MusicBrainz Summit/2012 Mini-Summit/Notes

From MusicBrainz Wiki

General Schedule

  • 10:30 Sign in, settle in, introductions
  • 10:45 discuss agenda, prioritize topics
  • 11:00ish Start discussion agenda points
  • 12:30ish Lunch -- we can continue informal conversations over lunch.
  • 14:00 Continue on agenda points
  • 16:00 Justin Barker from Universal Joins us. Universal Artist Gateway demo.
  • 17:00 Informal networking and open discussion -- no agenda
  • 18:00 Adjourn to the Tower Tavern, continue open discussion

MusicBrainz Update

Current projects (right now):

  • Cover art archive: Waiting on archive.org to finish POST and COPY features. Hoping to be done near the end of Feb.
  • Product revamp: More replication options, changed pricing for dumps, etc, MetaBrainz web page overhaul, non-rate limited paid/commercial WS
  • Ongoing release editor improvements and created some edit submissions via WS
  • AR editor: Allow batch creation of links to make the link-adding process easier.

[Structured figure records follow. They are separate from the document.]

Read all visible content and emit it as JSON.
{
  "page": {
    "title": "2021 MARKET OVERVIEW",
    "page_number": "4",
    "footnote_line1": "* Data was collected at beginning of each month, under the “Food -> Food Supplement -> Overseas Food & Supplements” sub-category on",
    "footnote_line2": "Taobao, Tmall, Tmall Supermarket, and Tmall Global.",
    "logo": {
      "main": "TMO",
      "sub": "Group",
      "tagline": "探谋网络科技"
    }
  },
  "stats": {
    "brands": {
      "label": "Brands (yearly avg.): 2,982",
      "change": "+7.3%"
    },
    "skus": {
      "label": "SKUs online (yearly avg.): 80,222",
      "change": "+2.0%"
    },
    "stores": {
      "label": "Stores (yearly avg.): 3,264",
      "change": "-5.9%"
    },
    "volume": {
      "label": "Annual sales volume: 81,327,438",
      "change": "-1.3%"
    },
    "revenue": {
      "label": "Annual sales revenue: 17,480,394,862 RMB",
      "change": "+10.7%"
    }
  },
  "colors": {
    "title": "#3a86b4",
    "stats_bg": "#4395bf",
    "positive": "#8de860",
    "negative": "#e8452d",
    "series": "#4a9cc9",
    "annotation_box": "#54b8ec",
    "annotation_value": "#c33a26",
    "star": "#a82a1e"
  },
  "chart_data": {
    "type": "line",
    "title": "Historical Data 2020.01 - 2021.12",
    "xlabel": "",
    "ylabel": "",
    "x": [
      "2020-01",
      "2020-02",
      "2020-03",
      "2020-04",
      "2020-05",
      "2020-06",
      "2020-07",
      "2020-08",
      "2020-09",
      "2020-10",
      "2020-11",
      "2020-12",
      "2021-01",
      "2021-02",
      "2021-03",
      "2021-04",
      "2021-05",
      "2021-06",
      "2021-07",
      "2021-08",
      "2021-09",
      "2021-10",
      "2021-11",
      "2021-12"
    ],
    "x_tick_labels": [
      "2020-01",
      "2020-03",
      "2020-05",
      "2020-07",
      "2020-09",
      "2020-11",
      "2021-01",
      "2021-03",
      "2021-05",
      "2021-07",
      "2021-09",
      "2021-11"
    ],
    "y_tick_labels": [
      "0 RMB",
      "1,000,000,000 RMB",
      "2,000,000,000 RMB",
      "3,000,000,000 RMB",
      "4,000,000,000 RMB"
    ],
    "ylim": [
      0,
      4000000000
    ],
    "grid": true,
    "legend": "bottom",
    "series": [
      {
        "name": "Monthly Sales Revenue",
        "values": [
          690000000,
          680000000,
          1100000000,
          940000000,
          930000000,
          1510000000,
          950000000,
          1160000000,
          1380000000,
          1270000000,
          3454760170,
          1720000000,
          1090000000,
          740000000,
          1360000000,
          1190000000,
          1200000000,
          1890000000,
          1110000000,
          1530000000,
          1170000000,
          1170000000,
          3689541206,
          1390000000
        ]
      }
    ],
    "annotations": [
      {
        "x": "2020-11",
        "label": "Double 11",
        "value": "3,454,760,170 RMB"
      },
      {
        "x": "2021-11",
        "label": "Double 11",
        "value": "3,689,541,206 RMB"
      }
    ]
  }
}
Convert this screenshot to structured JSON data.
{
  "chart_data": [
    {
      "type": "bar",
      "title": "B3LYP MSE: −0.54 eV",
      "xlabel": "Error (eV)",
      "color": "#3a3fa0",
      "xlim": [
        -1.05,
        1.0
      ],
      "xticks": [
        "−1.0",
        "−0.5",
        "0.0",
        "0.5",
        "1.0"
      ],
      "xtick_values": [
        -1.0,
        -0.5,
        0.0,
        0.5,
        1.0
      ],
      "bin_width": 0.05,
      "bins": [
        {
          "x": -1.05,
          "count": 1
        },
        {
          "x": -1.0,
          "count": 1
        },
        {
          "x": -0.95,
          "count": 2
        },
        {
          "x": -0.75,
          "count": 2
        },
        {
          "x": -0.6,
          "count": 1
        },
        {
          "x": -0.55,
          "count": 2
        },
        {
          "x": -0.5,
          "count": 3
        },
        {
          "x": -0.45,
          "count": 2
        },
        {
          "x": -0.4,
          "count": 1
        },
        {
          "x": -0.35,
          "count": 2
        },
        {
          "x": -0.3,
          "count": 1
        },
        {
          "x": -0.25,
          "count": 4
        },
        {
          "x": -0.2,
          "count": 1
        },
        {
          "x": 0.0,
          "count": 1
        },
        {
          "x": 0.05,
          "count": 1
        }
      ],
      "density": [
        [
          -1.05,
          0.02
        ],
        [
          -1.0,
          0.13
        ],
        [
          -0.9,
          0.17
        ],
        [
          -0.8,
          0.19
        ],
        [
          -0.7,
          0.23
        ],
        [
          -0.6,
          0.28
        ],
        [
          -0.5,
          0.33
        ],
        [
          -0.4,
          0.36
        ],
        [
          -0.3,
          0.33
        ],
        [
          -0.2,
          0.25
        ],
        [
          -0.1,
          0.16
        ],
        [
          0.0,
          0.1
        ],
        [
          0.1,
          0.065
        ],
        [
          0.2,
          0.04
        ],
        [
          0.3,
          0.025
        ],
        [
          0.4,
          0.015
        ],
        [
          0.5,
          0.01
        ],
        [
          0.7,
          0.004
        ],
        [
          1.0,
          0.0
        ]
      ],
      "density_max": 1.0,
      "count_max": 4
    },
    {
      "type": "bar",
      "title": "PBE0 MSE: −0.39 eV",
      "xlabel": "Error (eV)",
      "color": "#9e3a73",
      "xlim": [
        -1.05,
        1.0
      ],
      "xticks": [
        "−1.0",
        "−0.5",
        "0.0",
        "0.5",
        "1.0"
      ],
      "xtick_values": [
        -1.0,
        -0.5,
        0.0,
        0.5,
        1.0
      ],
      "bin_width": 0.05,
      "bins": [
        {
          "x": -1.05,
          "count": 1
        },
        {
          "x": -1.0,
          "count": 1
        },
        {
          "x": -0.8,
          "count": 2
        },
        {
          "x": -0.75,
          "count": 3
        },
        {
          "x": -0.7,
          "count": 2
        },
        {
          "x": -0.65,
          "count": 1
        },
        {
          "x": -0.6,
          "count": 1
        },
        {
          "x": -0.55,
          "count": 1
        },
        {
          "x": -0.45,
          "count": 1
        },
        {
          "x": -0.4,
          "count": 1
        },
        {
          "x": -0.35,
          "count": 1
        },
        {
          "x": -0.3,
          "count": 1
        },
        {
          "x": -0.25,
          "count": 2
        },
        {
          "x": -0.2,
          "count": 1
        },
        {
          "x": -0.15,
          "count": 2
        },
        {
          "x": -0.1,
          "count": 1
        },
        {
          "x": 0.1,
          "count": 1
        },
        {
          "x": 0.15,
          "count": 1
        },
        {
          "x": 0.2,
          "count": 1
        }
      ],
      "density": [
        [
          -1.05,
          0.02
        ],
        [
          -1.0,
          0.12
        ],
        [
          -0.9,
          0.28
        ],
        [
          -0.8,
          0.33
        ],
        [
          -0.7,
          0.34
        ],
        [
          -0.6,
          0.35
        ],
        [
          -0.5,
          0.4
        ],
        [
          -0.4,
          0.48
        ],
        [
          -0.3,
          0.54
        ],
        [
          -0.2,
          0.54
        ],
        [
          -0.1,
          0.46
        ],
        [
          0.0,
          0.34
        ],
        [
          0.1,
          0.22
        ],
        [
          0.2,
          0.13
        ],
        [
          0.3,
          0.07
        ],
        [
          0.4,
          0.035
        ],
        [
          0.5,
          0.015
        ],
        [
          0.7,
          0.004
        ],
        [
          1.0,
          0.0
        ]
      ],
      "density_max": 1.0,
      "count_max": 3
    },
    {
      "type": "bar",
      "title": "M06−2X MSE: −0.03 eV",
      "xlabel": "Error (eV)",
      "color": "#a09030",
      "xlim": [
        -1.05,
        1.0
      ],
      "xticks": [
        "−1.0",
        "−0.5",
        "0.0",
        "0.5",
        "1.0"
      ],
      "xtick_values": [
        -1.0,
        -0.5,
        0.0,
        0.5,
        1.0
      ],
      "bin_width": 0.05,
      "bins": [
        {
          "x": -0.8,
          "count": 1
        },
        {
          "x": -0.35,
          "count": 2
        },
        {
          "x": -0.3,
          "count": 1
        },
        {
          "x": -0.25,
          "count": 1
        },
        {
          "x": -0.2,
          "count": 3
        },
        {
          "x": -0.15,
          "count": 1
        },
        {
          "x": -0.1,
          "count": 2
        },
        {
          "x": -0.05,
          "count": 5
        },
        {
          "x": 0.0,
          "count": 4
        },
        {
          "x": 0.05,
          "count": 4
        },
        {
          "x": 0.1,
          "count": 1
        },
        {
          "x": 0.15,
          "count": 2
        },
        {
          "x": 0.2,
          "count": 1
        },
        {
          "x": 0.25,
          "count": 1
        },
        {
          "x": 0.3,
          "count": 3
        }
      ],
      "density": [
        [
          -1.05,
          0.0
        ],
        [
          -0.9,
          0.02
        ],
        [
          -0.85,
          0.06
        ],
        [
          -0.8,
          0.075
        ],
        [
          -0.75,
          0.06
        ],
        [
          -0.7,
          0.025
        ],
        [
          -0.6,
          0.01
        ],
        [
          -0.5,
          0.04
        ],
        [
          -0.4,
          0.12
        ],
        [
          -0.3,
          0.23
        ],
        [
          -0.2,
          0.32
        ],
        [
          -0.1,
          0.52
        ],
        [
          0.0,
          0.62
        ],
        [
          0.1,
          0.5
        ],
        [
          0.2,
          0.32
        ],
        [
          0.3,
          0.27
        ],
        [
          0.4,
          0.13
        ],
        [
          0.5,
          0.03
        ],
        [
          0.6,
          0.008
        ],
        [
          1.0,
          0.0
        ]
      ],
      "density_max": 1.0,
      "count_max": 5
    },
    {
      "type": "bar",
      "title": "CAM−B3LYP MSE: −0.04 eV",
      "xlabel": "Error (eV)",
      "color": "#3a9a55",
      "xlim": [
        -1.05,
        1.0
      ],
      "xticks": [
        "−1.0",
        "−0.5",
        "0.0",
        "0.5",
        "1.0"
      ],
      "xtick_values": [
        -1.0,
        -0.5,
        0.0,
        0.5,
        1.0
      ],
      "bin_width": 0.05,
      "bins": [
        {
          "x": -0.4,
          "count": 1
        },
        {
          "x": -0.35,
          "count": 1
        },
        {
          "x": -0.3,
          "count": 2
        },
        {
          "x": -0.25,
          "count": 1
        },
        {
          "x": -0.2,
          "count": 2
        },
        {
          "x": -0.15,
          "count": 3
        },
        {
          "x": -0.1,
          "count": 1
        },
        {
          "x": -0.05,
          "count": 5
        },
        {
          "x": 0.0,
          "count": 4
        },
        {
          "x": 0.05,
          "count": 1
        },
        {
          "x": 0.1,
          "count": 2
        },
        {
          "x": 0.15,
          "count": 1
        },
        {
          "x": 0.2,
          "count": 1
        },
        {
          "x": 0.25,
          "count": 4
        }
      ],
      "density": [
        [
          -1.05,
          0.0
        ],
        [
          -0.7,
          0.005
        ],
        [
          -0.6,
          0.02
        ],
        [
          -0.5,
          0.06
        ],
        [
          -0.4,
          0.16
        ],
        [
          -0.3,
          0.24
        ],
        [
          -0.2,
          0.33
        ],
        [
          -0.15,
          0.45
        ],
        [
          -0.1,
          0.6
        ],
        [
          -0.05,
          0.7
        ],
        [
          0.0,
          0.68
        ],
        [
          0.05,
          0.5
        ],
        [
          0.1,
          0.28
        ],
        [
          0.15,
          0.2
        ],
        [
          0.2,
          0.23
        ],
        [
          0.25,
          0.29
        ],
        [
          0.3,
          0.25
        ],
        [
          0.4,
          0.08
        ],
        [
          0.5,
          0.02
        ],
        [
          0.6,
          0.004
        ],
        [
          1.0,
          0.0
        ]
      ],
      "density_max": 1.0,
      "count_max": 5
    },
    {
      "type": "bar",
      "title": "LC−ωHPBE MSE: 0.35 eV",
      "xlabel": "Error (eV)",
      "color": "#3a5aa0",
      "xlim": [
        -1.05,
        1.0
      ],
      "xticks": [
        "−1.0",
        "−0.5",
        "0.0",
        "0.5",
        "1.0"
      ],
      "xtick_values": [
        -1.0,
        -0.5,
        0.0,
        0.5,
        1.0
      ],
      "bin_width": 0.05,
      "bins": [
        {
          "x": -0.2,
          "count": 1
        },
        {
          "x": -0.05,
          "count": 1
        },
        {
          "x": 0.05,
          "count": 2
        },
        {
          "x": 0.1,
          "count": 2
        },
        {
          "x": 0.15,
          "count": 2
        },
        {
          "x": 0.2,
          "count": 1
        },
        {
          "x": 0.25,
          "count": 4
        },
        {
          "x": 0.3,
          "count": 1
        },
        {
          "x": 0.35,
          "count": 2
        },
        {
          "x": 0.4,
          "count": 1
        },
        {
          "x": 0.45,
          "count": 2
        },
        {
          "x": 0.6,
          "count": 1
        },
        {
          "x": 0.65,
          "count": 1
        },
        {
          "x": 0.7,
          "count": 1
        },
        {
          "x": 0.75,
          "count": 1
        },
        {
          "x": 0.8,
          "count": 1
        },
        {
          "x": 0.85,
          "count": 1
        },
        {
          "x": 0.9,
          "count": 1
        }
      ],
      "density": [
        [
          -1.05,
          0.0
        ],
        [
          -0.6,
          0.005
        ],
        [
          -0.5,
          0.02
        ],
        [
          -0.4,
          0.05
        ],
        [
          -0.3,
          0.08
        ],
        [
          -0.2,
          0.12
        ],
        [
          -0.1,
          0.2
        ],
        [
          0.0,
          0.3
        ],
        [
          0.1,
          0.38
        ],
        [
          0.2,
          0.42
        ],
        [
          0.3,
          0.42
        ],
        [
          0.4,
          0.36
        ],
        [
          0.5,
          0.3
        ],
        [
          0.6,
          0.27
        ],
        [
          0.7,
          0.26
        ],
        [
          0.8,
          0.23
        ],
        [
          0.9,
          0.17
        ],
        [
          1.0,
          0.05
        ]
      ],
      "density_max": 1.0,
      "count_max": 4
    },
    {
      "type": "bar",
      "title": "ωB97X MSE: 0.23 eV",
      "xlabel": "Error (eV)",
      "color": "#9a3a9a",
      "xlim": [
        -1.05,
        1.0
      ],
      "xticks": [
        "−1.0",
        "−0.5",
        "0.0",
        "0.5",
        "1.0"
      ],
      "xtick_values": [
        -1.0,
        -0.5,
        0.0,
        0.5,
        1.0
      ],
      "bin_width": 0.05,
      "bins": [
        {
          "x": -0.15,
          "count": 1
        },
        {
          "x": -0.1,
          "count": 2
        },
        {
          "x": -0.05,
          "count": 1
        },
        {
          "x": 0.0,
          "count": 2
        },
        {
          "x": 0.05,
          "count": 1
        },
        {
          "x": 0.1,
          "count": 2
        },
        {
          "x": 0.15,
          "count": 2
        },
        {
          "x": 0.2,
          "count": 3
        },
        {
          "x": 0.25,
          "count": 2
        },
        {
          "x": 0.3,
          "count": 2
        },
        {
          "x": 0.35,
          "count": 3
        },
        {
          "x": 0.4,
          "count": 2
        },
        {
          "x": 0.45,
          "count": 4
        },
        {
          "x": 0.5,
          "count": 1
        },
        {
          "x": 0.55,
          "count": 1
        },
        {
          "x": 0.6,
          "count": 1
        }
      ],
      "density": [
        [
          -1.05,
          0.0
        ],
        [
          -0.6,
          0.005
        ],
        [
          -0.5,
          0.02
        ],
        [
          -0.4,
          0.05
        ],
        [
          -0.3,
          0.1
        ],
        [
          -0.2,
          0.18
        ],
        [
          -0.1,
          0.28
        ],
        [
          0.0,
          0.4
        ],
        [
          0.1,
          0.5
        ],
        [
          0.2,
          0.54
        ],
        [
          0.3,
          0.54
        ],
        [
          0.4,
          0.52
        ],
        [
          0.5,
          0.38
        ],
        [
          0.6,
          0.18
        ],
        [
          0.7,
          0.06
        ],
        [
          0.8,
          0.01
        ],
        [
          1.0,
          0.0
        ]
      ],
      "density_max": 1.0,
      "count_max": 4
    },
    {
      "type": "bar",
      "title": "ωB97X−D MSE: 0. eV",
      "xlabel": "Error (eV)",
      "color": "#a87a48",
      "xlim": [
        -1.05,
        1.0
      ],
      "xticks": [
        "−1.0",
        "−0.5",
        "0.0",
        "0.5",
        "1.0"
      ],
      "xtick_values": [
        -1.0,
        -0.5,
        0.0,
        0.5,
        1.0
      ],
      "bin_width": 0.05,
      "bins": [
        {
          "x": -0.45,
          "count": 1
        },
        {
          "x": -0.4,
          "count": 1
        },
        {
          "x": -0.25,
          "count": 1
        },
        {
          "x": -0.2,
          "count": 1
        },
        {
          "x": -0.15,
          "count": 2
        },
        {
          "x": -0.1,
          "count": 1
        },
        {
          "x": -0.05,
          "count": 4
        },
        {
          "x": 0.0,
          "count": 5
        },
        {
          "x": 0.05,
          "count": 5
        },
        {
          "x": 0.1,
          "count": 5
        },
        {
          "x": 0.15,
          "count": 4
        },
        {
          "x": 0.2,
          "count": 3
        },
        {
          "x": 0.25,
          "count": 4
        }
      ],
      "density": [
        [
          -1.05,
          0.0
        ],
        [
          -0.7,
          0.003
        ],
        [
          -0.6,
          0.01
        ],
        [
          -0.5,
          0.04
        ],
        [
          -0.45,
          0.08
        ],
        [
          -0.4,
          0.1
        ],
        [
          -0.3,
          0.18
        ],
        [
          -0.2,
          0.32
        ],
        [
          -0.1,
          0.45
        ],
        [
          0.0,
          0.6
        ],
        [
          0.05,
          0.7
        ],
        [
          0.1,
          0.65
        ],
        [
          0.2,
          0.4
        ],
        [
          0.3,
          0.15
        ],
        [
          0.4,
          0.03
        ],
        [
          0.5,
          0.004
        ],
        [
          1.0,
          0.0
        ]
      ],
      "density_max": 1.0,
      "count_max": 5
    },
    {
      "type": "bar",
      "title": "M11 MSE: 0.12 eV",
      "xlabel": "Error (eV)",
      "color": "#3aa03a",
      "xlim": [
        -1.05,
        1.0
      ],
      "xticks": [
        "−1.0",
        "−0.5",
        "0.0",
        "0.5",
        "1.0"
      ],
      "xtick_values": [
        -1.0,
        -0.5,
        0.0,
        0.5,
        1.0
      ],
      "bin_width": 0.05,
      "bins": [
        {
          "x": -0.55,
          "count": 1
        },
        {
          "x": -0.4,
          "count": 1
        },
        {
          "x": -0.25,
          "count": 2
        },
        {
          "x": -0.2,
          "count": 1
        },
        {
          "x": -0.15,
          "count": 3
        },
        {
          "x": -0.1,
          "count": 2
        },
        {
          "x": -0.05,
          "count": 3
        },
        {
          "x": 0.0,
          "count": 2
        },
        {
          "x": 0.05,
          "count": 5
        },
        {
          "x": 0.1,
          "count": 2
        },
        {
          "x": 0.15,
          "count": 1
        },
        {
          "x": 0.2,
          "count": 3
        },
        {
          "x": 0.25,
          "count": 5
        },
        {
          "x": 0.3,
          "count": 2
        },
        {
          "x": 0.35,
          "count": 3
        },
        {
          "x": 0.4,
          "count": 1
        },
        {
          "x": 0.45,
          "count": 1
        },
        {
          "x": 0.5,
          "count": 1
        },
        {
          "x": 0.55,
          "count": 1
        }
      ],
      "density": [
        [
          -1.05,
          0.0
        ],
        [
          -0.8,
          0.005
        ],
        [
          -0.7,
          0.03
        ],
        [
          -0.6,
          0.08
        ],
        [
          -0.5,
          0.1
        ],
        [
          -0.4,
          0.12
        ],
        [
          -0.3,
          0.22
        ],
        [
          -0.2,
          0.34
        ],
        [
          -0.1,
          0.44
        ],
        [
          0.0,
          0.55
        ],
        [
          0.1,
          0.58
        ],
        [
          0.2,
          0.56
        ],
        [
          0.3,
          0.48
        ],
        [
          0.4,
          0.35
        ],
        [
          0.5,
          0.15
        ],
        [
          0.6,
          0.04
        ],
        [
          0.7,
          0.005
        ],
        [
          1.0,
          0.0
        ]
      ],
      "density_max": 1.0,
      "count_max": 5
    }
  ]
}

Medium term projects (approx. in 2012):

  • Classical schema planning
  • Edit system rewrite
  • Group multiple release events together
  • Data quality
  • 3rd party data set integration

Longer term (past 2012):

See the remaining bits from the Summit 11 roadmap

New features desired

No specific new features were requested, but Andy requested the creation of a few new AR types. We outlined the community-driven process for creating new ARs and that BBC editors can engage in the process directly. We suggested that the BBC outline their desires and goals to the Style List in order to get feedback about their ideas. The community know what has been tried and what has been previously discussed. Getting feedback and suggestions from the community is a good way to get some buy in from the community before putting forth actual proposals.

Orpheus data

  • Orpheus is a database that BBC Radio 3 have built themselves to help track what music has been played. This has a ton of classical information, so it’d be very interesting to MusicBrainz!
  • They have evolved this database overtime to create the “Morpheus” database - which is essentially their next generation database.
  • Interest in getting this data to MusicBrainz, and when Nick gets some free tuits, he’ll try and get some sort of usable dump to us.

Fingerprinting

General discussion about the state of fingerprinting. First PUID’s sad current state and end of life. Update on Echoprint status and the apparent lack of progress. Detailed discussion of Acoustid and its capabilities. Paul gave supporting statements in favour of Acoustid. 7 Digital expressed a lot of interest in Acoustid and is considering running their catalog through it.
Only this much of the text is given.